Airborne observations of the physical and optical properties of atmospheric aerosol

Aerosols have a significant influence on both human health and global climate, and are associated with a potentially important role in future climate change. The microphysical and optical properties of aerosols need to be well quantified to understand the radiative impact, important in weather and climate models. This work focuses on two globally significant species from two different aircraft campaigns, mineral dust and biomass burning aerosol. An analysis is presented of mineral dust properties from the Saharan region during the Fennec campaign in June 2011 and 2012. In making observations it is crucial to understand the associated measurement limitations.

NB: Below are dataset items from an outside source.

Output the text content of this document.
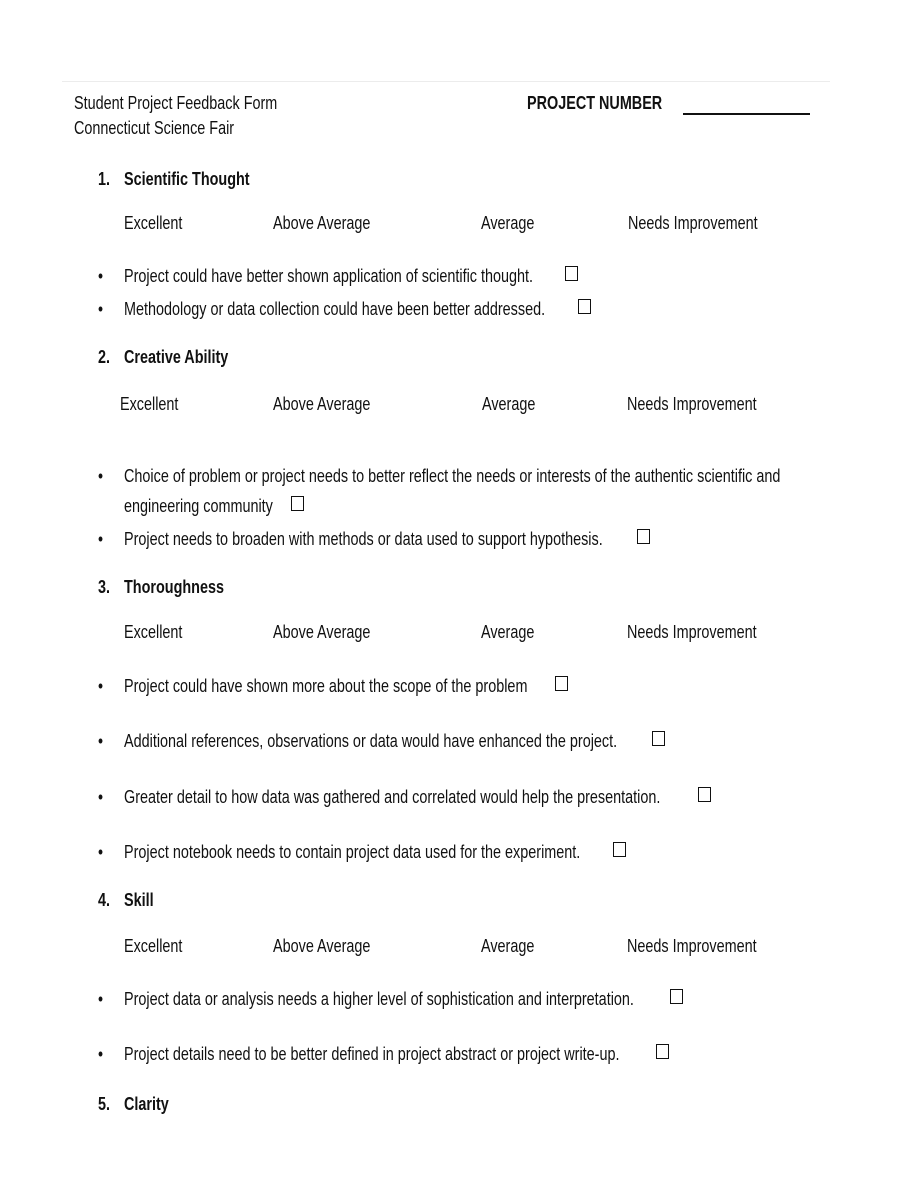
Student Project Feedback Form
Connecticut Science Fair
PROJECT NUMBER
1. Scientific Thought
Excellent	Above Average	Average	Needs Improvement
• Project could have better shown application of scientific thought.
• Methodology or data collection could have been better addressed.
2. Creative Ability
Excellent	Above Average	Average	Needs Improvement
• Choice of problem or project needs to better reflect the needs or interests of the authentic scientific and
engineering community
• Project needs to broaden with methods or data used to support hypothesis.
3. Thoroughness
Excellent	Above Average	Average	Needs Improvement
• Project could have shown more about the scope of the problem
• Additional references, observations or data would have enhanced the project.
• Greater detail to how data was gathered and correlated would help the presentation.
• Project notebook needs to contain project data used for the experiment.
4. Skill
Excellent	Above Average	Average	Needs Improvement
• Project data or analysis needs a higher level of sophistication and interpretation.
• Project details need to be better defined in project abstract or project write-up.
5. Clarity
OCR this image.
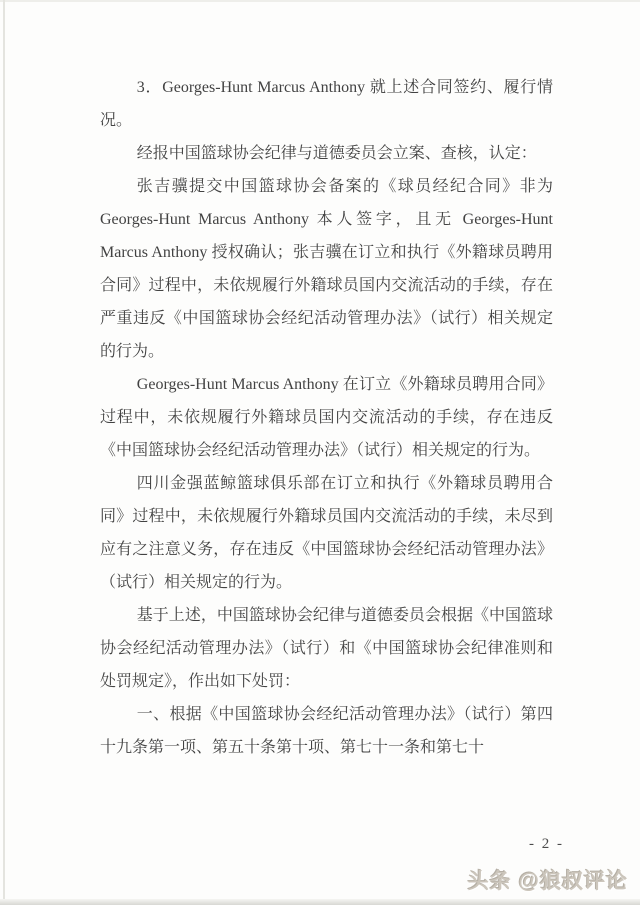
3．Georges-Hunt Marcus Anthony 就上述合同签约、履行情况。

经报中国篮球协会纪律与道德委员会立案、查核，认定：

张吉骥提交中国篮球协会备案的《球员经纪合同》非为 Georges-Hunt Marcus Anthony 本人签字，且无 Georges-Hunt Marcus Anthony 授权确认；张吉骥在订立和执行《外籍球员聘用合同》过程中，未依规履行外籍球员国内交流活动的手续，存在严重违反《中国篮球协会经纪活动管理办法》（试行）相关规定的行为。

Georges-Hunt Marcus Anthony 在订立《外籍球员聘用合同》过程中，未依规履行外籍球员国内交流活动的手续，存在违反《中国篮球协会经纪活动管理办法》（试行）相关规定的行为。

四川金强蓝鲸篮球俱乐部在订立和执行《外籍球员聘用合同》过程中，未依规履行外籍球员国内交流活动的手续，未尽到应有之注意义务，存在违反《中国篮球协会经纪活动管理办法》（试行）相关规定的行为。

基于上述，中国篮球协会纪律与道德委员会根据《中国篮球协会经纪活动管理办法》（试行）和《中国篮球协会纪律准则和处罚规定》，作出如下处罚：

一、根据《中国篮球协会经纪活动管理办法》（试行）第四十九条第一项、第五十条第十项、第七十一条和第七十

- 2 -
头条 @狼叔评论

The Low Turbulence Inlet (LTI) was designed to improve inlet efficiency and is shown to quantifiably measure coarse mode mineral dust up to 10 μm. This has allowed for Rosemount inlet characterisation with enhancements relative to the LTI determined to be 8 times for particles up to 3.0 μm.The physical and optical properties and vertical structure of aged Rondônian regional haze from the SAMBBA campaign in Rondônia, Brazil in September 2012 are
characterised. Good agreement is shown between in-situ extinction coefficients and those retrieved using lidar remote sensing. Characterisation of airborne thermo-optical techniques for measuring black carbon content is achieved through comparisons with SP2 measurements. Total number concentration was reduced by 77 % compared with 96 % for the SP2, suggesting not all volatile material was removed with the thermooptical
technique. The imaginary part of the aerosol refractive index was 40 % lower using the Maxwell-Garnett mixing rule compared with the volume-mixing rule for Rondônian regional haze. This difference is small compared with the uncertainty derived from the assumed refractive index of the sub-components, articularly for organic carbon; the singlescattering albedo at 550 nm is shown to range from 0.88 to 0.95. Humidification effects on the optical properties of biomass burning aerosol were found to be negligible due to modest ambient relative humidities. Comparisons with retrieved properties from the SCAR-B campaign in 1995 suggest consistency in biomass burning and agricultural
practices over time.